Linked Data More Than a Millennium Old

Detail of the Tang History Database interface
A screenshot representing the future database. The project team estimates that the database may be ready for public use in about a year.

Organizing and comparing more than 12,000 pages of text written by dynasties separated by one hundred and fifty years is no easy task. But this is exactly what Professor Anna Shields in Princeton’s East Asian Studies (EAS) department and her team are working toward in their Tang History Database, with support from the Center for Digital Humanities’ dataset curation grants.

The project focuses on two massive texts: the Old and New versions of the history of the Tang Dynasty (618-907 CE). Shields and her colleague Professor Wen Xin are creating a digital, open-access database of these two texts that allows for side by side comparisons. For even more analysis, the project will tag names of people in the Histories to connect them to the Chinese Biographical Database (CBDB) and tag locations to data in the Chinese Historical Geographic Information System (CHGIS) database.

Unlike existing, larger databases of Chinese texts, this project focuses exclusively on two works to make it easier to see patterns and differences between the two. And the differences are significant. The Old Tang History was “compiled relatively quickly over the course of four years [around 945 C.E.] from existing sources after the fall of the Tang dynasty,” said Shields, so although it offers a wealth of primary sources, later editors found it insufficient and inaccurate. As a result, during the Song dynasty (960-1279), nearly 150 years after the end of the Tang dynasty, editors produced a revised New Tang History (1060 C.E.). These editors also sought to make the lessons of history clearer. “Heroes became more heroic and villains more villainous, is one way I’ve put it,” said Shields, whose current book research focuses on the biographies in the texts. “The biographies in particular were rewritten to make the life stories more clearly exemplary, whether those were positive or negative examples.” Finally, the new version introduces cultural norms more in line with those of the Song dynasty.

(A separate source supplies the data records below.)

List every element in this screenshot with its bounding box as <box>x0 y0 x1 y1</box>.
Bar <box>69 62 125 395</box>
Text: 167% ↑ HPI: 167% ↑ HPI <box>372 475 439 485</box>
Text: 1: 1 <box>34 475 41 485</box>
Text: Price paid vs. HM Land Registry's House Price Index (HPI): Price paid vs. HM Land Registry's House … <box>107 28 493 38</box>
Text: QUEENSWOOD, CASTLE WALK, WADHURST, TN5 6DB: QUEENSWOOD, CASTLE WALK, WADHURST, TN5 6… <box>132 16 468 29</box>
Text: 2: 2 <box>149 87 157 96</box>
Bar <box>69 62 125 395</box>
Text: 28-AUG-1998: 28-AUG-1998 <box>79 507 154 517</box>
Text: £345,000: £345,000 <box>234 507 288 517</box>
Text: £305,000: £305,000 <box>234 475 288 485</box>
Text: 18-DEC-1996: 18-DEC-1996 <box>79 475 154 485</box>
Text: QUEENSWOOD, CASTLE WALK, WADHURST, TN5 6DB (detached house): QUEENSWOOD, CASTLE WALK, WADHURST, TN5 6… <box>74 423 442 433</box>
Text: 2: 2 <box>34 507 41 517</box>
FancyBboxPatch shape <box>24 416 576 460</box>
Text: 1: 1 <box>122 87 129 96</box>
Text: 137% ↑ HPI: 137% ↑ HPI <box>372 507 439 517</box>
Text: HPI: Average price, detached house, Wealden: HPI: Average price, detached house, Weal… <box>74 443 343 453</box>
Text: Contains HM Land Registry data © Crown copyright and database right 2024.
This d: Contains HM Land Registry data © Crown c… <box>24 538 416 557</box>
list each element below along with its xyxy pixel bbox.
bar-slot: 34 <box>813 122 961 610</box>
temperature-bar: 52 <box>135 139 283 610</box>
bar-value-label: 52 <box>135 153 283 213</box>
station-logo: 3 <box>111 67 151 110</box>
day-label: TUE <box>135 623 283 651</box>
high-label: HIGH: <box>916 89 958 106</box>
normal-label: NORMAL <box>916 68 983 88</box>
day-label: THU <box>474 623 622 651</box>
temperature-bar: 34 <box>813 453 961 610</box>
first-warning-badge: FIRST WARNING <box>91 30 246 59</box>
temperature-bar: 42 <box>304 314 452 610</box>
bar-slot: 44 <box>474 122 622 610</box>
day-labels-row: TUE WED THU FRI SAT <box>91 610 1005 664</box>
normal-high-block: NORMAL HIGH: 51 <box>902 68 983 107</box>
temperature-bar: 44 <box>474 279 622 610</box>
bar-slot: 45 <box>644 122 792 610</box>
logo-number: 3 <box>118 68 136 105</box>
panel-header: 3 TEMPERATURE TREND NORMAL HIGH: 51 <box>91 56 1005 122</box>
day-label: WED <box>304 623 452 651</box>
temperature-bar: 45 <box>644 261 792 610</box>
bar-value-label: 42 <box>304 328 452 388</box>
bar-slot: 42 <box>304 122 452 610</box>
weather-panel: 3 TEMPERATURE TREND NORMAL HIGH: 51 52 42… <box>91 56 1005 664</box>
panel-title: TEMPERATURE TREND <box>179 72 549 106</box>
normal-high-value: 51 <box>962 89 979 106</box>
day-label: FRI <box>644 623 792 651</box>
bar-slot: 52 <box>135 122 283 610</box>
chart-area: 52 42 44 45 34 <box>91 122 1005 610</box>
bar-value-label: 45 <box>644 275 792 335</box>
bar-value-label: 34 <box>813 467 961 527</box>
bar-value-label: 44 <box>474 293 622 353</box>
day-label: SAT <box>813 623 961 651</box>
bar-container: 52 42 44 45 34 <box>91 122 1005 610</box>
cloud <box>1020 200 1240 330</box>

To create the database, the project team searched for the “cleanest” version of the Tang histories. They chose an open-source digital version to use as a base. Shields then recruited students with reading abilities in traditional and simplified Chinese characters to check that text against the print versions. In working on the project, these students will learn more about data visualization, machine learning, and linked open data.

Also essential is team member Jeff Heller, the data and project coordinator of the EAS department. Heller has a background in data analysis and development, as well as a BFA in graphic design. Before Princeton he worked at Apple, as a “personal trainer for computers” as he puts it, offering training sessions for customers and colleagues. In order to teach people, he says, “I implemented the use of analogies, metaphors, and different modes of language. I focused on paring down systems to their bare elements.” This skill has helped Heller share his knowledge with his project colleagues, even though he does not have as much experience in Chinese history and language.

For Shields, whose research explores “how definitions of literature and the literary sphere were reimagined,” the ability to compare these works allows for new insights. In the past, scholars have focused on comparing individual biographies. “No one has attempted to read across the biographies for this kind of large-scale ideological and cultural revision before,” Shields said, adding that this comparative database allows her to attempt to quantify changes and move away from more “impressionistic” scholarship.

As Shields and her team continue their work, they see substantial potential for additional research. By connecting names to the Chinese Biographical Database, for example, scholars can see how individuals appear or disappear within the accounts and analyze their social networks, Shields says. They might use geographical data to explore the meanings of specific places or migration patterns. Shields hopes that the database encourages researchers to see the Histories differently. “This project explicitly approaches the Histories as representations rather than ‘data’ about the Tang,” she says. Placing the versions next to each other underscores that each is a constructed narrative, rather than a source of information to be mined uncritically.